Lars Eggert wrote:
>
> Interesting. Could I ask what RTMFP uses for congestion control?
>
> Lars
(I'm not on the cryptography list, so my messages to there bounce, so 
I've removed it from the CC list)

RTMFP, like amicima's MFP, uses affirmative (and selective, not just 
cumulative) acknowledgments to know what data has been delivered to the 
far end, and a TCP-like congestion window scheme to control the send 
rate.
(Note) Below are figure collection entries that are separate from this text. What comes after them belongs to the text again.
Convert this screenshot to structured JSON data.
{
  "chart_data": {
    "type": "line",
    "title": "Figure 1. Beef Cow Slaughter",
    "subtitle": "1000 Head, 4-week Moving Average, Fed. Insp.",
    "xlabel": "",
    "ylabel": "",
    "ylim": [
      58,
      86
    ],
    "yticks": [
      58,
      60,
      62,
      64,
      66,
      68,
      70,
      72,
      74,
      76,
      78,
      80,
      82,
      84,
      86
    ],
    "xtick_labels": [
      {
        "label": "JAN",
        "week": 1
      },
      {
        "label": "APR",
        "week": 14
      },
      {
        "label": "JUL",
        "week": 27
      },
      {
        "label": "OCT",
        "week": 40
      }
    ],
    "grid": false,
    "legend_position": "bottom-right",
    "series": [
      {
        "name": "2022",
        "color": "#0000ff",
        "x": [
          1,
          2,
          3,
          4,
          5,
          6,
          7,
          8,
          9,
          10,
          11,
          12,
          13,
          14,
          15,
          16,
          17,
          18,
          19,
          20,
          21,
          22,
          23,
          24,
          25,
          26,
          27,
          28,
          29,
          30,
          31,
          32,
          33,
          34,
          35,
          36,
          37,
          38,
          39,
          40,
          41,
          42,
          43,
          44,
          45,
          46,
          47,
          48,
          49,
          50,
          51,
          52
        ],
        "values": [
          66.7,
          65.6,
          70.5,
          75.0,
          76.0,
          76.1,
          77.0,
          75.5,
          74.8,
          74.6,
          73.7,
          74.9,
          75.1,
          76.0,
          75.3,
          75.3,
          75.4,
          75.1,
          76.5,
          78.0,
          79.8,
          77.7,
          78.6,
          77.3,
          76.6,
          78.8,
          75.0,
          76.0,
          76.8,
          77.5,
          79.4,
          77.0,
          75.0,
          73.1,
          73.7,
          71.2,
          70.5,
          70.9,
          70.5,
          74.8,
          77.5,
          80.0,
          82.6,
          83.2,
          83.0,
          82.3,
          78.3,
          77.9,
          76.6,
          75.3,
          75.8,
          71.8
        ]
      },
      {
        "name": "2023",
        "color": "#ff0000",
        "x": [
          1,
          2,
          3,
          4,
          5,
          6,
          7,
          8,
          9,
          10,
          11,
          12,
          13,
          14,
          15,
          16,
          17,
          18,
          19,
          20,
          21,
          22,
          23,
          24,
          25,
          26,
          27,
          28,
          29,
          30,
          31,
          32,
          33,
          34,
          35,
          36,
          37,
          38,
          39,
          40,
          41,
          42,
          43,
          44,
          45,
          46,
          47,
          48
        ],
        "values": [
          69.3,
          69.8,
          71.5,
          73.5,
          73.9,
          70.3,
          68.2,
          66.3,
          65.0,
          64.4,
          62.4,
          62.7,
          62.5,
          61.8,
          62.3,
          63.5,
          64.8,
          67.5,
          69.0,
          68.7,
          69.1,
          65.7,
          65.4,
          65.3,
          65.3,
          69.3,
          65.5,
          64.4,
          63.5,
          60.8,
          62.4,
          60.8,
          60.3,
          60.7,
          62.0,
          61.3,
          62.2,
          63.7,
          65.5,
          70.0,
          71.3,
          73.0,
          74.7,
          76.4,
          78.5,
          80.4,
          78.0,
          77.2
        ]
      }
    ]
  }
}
Unlike TCP, the parameters for the AIMD adjustment vary depending 
both on the type/priority of traffic that is being sent from this node 
(smoother congestion response when sending things like voice, more 
aggressive when sending bulk data) and also on whether or not the far 
end is reporting that some other node is or is not sending high-priority 
traffic. (To explain the second part of that better, imagine that A is 
sending bulk data to B and C is sending realtime voice to B. One of the 
things that B tells A regularly is that B is currently receiving 
realtime traffic from "someone else"... this causes A to be more 
sensitive to loss, because (on an Internet where the end-links are 
congested and the core is usually unrestricted) the odds are almost 
50:50 that loss on the A->B bulk data stream happened on B's downlink, 
and the polite thing to do is for A to make more room for the realtime 
traffic from C. Once C stops sending realtime data to B, the A-> 
congestion response reverts to normal sensitivity.)

The ack and congestion response scheme also works properly with 
partially-reliable and unreliable delivery, as well as full (TCP-like) 
reliable delivery.

And of course, once you have congestion control throttling, you get to 
have per-media-flow priority at send time, so we do that too.